Millionaire who refused to let polio put her down

Damaris Muthoni. She got a polio attack while in Class Three but went ahead to work her way into a millionaire.

Photo credit: Mwangi Muiruri | Nation Media Group

What you need to know:

  • Damaris Muthoni was diagnosed with polio at the age of nine.
  • She confesses that she has encountered stigma in her life journey, which even affected her love life.
  • She established a tailoring shop in Maragua town and by 2007, she had joined the millionaires’ club.

If Damaris Muthoni had a choice, she would have altered the events that marked her life in 1982, when she was in Class Three.

“We were out playing when I developed this numbness on my left leg…It refused to move and I sat down…The discomfort wouldn’t go away…I could not feel my leg. My teachers asked two Class Six girls to carry me home,” she remembers.

Two days later, it was apparent her condition was deteriorating.

“I was taken to Murang’a Level Five Hospital where after initial diagnosis, I was admitted. The hospital would be my home for the next six months after it emerged that I was dead from waist down,” she says.

She was referred to Kenyatta National Hospital where she stayed for six years. She had suffered a polio attack. During the hospital stay, she regained some life but her legs had been affected.

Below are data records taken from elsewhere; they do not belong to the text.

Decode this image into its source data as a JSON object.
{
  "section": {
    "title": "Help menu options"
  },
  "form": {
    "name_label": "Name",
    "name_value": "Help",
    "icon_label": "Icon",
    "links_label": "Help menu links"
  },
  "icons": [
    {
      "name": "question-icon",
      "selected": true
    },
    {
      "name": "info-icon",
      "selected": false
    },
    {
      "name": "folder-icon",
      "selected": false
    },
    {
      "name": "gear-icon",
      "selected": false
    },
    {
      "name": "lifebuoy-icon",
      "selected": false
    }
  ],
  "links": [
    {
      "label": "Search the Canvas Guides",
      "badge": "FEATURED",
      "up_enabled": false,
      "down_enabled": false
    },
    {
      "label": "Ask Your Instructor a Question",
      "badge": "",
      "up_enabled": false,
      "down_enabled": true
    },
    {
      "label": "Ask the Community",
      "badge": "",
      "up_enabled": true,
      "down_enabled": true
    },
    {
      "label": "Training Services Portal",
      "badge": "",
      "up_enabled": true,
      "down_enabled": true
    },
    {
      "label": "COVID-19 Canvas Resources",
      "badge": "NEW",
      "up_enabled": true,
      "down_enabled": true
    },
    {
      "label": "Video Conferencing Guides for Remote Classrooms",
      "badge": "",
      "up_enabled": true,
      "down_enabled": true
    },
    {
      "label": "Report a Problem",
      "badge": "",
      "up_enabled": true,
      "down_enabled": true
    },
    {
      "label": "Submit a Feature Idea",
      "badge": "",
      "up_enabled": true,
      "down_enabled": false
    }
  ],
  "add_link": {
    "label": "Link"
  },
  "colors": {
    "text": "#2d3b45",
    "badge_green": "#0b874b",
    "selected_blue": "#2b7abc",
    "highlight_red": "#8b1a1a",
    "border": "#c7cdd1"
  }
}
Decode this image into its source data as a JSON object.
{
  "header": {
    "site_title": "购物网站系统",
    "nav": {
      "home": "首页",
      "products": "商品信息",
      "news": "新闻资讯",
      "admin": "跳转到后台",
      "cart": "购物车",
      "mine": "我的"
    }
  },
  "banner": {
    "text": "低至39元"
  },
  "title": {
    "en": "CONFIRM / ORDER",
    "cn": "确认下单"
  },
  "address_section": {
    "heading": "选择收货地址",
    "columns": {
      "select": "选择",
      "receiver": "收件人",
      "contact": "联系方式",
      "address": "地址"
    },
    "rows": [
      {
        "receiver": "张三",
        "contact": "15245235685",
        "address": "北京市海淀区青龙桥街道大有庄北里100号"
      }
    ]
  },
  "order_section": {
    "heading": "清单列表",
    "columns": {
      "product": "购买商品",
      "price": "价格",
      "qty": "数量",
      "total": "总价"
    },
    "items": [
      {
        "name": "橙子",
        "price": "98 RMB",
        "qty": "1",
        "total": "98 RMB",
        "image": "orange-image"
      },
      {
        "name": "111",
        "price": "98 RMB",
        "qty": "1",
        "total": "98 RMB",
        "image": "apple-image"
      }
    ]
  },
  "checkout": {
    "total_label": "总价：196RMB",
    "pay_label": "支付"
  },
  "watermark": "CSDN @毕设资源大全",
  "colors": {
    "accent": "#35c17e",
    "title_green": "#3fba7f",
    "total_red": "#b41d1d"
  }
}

After the six and a half years in hospital and at the age of 15, she came back home, a disabled teenager. Her education pursuit, however, remained intact.

She spent another year at home learning how to walk with a stick since her right leg was completely dead. She went back to Class Three and completed Class Eight when she was 20 years old. She was then admitted to Gatanga Girls Secondary School.

By the time she was leaving high school, she was already consensually pregnant. She gave birth to her firstborn son in 1996.


“When my son was three years old, I was taken into a rehabilitation centre for the disabled in Muriranja’s Centre in Kiharu Sub-county where for one and a half years, I learned dressmaking and tailoring,” she narrates.

Ms Muthoni confesses that she has encountered stigma in her life journey, which even affected her love life.

“I noted that men were unwilling to commit to me as a human being capable of being loved and loving back… I took stock of that realisation and discovered that I was alone in the vast wilderness of self-satisfaction in many fronts. Sadly, I learnt that I was my only source of happiness and if I desired stability, I had to work hard for it,” she says.

She was 30 years old when she ventured into the job market.

“The rehabilitation centre had given me a brand new sewing machine, a capital of Sh10,000, Sh3,000 for being the best in hygiene, and Sh2,000 for being the overall disciplined girl for the duration of the course. I graduated with Grade I and III in dressmaking and tailoring, respectively,” she says.

She went back to Maragua town and leased out her sewing machine to an established tailoring shop for Sh50 per day.

Financially successful

“The owner of the tailoring shop also employed me as an assistant, paying me Sh100 per day. That was good money that afforded me to move from my Kianjiru-ini home village to a rental house … there was no doubt that I was made for greatness,” she says.

She opened a savings account and decided to make friends with only financially successful women in her neighbourhood.

“That is how I was introduced to the world of buying and selling shares and foreign currency. I would buy shares and sell them for a profit…I would buy dollars when at low prices and sell them off once exchange rate shifted to profitable margins…It was like a game…By 2005, I had watched in disbelief as my bank balance read Sh800,000,” she says.

She established her tailoring shop in Maragua town and by 2007, she had joined the millionaires’ club.

“I knew my God was with me. My advisers told me fat bank accounts were for fools…that I had to risk in investments. I had a relative who dealt in motor vehicle brokerage. It is through the association that I bought my first public service vehicle in 2009 for Sh580,000, disposing it a year later after it had fetched me a Sh1 million,” she says.

She used the cash to buy three taxis and a pick up, and also ventured into selling ripe bananas to supermarkets and institutions.

Government entities

“Along this journey, I had conceived a second time and decided that the two sons were enough for me. I concentrated on giving them the best a mother can afford. I am not ashamed that they are doing well in life,” she says.

Today, Ms Muthoni has bought herself a piece of land and built a permanent house, ventured into poultry and horticulture farming. She is also in contracting where through the affirmative action, she supplies a variety of government entities.

“I am an independent disabled single mother who refused to say die, put my mental strength forward, and decided to work for my bills. I intend to launch a charitable foundation where people living with disability will be coached on financial management to guide them into self-reliance instead of waiting to be helped,” she says.